At a Glance
- Tasks: Lead the design of data infrastructure and deploy ML models for impactful analytics.
- Company: Join a forward-thinking company in Worcester, driving innovation in data science.
- Benefits: Enjoy flexible working options, competitive salary, and opportunities for professional growth.
- Why this job: Be part of a collaborative culture that values creativity and technical excellence.
- Qualifications: Significant experience in Data Science or ML Engineering with strong Python skills required.
- Other info: Bonus points for experience in insurance or financial services and familiarity with Docker.
The predicted salary is between 54000 - 84000 £ per year.
Key Responsibilities:
- Lead the design and implementation of scalable data infrastructure for machine learning, analytics, and reporting.
- Develop and launch secure APIs and DaaS solutions.
- Deploy production-ready ML models and manage their lifecycle.
- Promote data governance and quality standards across the platform.
- Collaborate with cross-functional teams to translate business challenges into technical solutions.
Tech Stack Includes: Python, SQL, Azure, Postgres, Langchain, Ollama, Polars, GitLab CI/CD, Systemd, Ansible
Ideal Candidate Profile:
- Significant experience as a Data Science or ML Engineer, with leadership responsibilities.
- Strong Python skills and experience with cloud-based data platforms (preferably Azure).
- Proven success deploying ML models into production.
- Solid understanding of data privacy, governance, and API development.
- Excellent communication skills and stakeholder engagement abilities.
Bonus Points For:
- Experience in insurance or financial services.
- Familiarity with Docker, Kubernetes, or infrastructure-as-code tools.

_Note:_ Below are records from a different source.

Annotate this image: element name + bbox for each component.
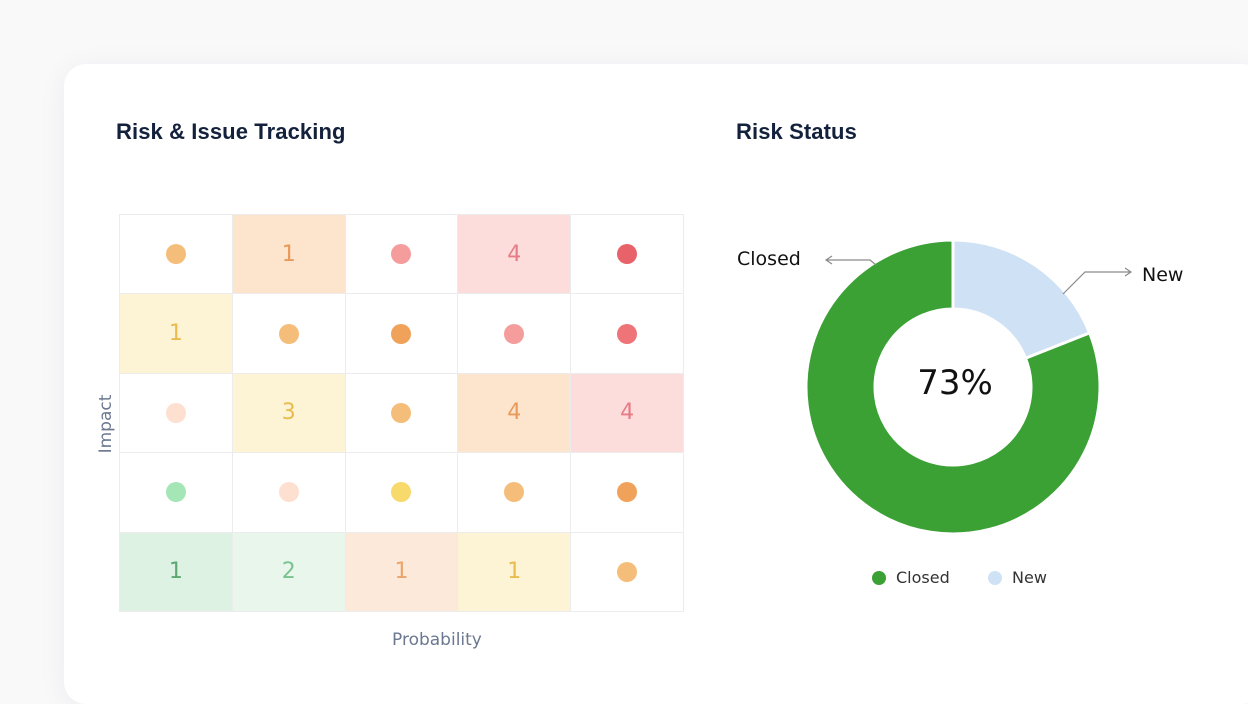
risk-status-donut: [804, 238, 1133, 536]
impact-axis-label: Impact: [96, 394, 116, 454]
donut-slice-new: [951, 238, 1092, 361]
closed-callout-line: [824, 255, 877, 266]
matrix-dot: [165, 482, 186, 503]
matrix-cell: [120, 373, 233, 454]
matrix-dot: [165, 402, 186, 423]
risk-status-title: Risk Status: [736, 119, 857, 144]
legend-item-closed: Closed: [872, 568, 950, 587]
matrix-cell: [232, 453, 346, 533]
matrix-dot: [391, 482, 412, 503]
matrix-cell: [345, 294, 459, 374]
new-callout: New: [1142, 264, 1184, 286]
matrix-cell: [571, 215, 684, 295]
matrix-cell: [571, 453, 684, 533]
matrix-dot: [278, 482, 299, 503]
matrix-dot: [617, 244, 638, 265]
matrix-cell: [345, 373, 459, 454]
legend-swatch-new: [988, 570, 1002, 585]
risk-tracking-title: Risk & Issue Tracking: [116, 119, 346, 144]
matrix-dot: [391, 402, 412, 423]
matrix-cell: [458, 294, 572, 374]
matrix-dot: [504, 482, 525, 503]
matrix-cell: [571, 294, 684, 374]
matrix-cell: 4: [458, 373, 572, 454]
donut-slice-closed: [804, 238, 1102, 536]
matrix-dot: [617, 561, 638, 582]
legend-label-new: New: [1012, 568, 1047, 587]
matrix-cell: [345, 215, 459, 295]
matrix-cell: 1: [458, 532, 572, 612]
matrix-dot: [165, 244, 186, 265]
matrix-cell: [120, 215, 233, 295]
closed-callout: Closed: [737, 248, 801, 270]
matrix-cell: [232, 294, 346, 374]
donut-center-value: 73%: [917, 363, 993, 403]
matrix-cell: 1: [232, 215, 346, 295]
matrix-cell: 1: [120, 294, 233, 374]
matrix-dot: [617, 323, 638, 344]
matrix-cell: 4: [571, 373, 684, 454]
matrix-cell: [120, 453, 233, 533]
matrix-cell: 1: [120, 532, 233, 612]
matrix-dot: [504, 323, 525, 344]
matrix-dot: [391, 323, 412, 344]
matrix-cell: 2: [232, 532, 346, 612]
probability-axis-label: Probability: [392, 630, 482, 650]
new-callout-line: [1062, 267, 1133, 295]
matrix-dot: [391, 244, 412, 265]
matrix-cell: [345, 453, 459, 533]
legend-label-closed: Closed: [896, 568, 950, 587]
legend-swatch-closed: [872, 570, 886, 585]
matrix-cell: 4: [458, 215, 572, 295]
matrix-dot: [278, 323, 299, 344]
matrix-dot: [617, 482, 638, 503]
matrix-cell: 3: [232, 373, 346, 454]
matrix-cell: [458, 453, 572, 533]
matrix-cell: [571, 532, 684, 612]
legend-item-new: New: [988, 568, 1047, 587]
matrix-cell: 1: [345, 532, 459, 612]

Lead Data Science Engineer in Worcester employer: FBI &TMT
Contact Detail:
FBI &TMT Recruiting Team
StudySmarter Expert Advice 🤫
We think this is how you could land Lead Data Science Engineer in Worcester
✨Tip Number 1
Familiarise yourself with the specific tech stack mentioned in the job description. Brush up on your Python and SQL skills, and make sure you understand how to work with Azure and Postgres, as these are crucial for the role.
✨Tip Number 2
Showcase your leadership experience in data science or ML projects. Be prepared to discuss specific instances where you've led a team or project, particularly focusing on how you managed the deployment of ML models into production.
✨Tip Number 3
Highlight your understanding of data governance and privacy standards. Be ready to discuss how you've implemented these practices in previous roles, as this will demonstrate your commitment to quality and compliance.
✨Tip Number 4
If you have experience in the insurance or financial services sectors, make sure to mention it. This could give you an edge over other candidates, so prepare examples of how your background aligns with the industry.
We think you need these skills to ace Lead Data Science Engineer in Worcester
Some tips for your application 🫡
Tailor Your CV: Make sure your CV highlights your experience as a Data Science or ML Engineer, especially any leadership roles. Emphasise your strong Python skills and familiarity with cloud-based platforms like Azure.
Craft a Compelling Cover Letter: In your cover letter, explain how your background aligns with the key responsibilities of the role. Mention specific projects where you've deployed ML models and how you’ve promoted data governance in previous positions.
Showcase Relevant Skills: Clearly list your technical skills relevant to the job description, such as API development, SQL, and experience with tools like GitLab CI/CD. If you have bonus skills like Docker or Kubernetes, make sure to include those too!
Highlight Collaboration Experience: Since the role involves working with cross-functional teams, provide examples of how you've successfully collaborated with others to solve business challenges. Strong communication skills are key, so illustrate this in your application.
How to prepare for a job interview at FBI &TMT
✨Showcase Your Technical Skills
Be prepared to discuss your experience with Python, SQL, and Azure in detail. Highlight specific projects where you've implemented scalable data infrastructure or deployed ML models, as this will demonstrate your hands-on expertise.
✨Understand the Business Context
Research the company and its industry, especially if they operate in insurance or financial services. Be ready to explain how your technical solutions can address their specific business challenges, showcasing your ability to translate technical jargon into business value.
✨Emphasise Leadership Experience
Since the role involves leadership responsibilities, prepare examples of how you've led teams or projects in the past. Discuss your approach to promoting data governance and quality standards, as well as how you engage stakeholders effectively.
✨Prepare for Technical Questions
Expect questions about deploying production-ready ML models and managing their lifecycle. Brush up on your knowledge of APIs and DaaS solutions, and be ready to discuss any relevant tools like Docker or Kubernetes, even if they're just bonus points.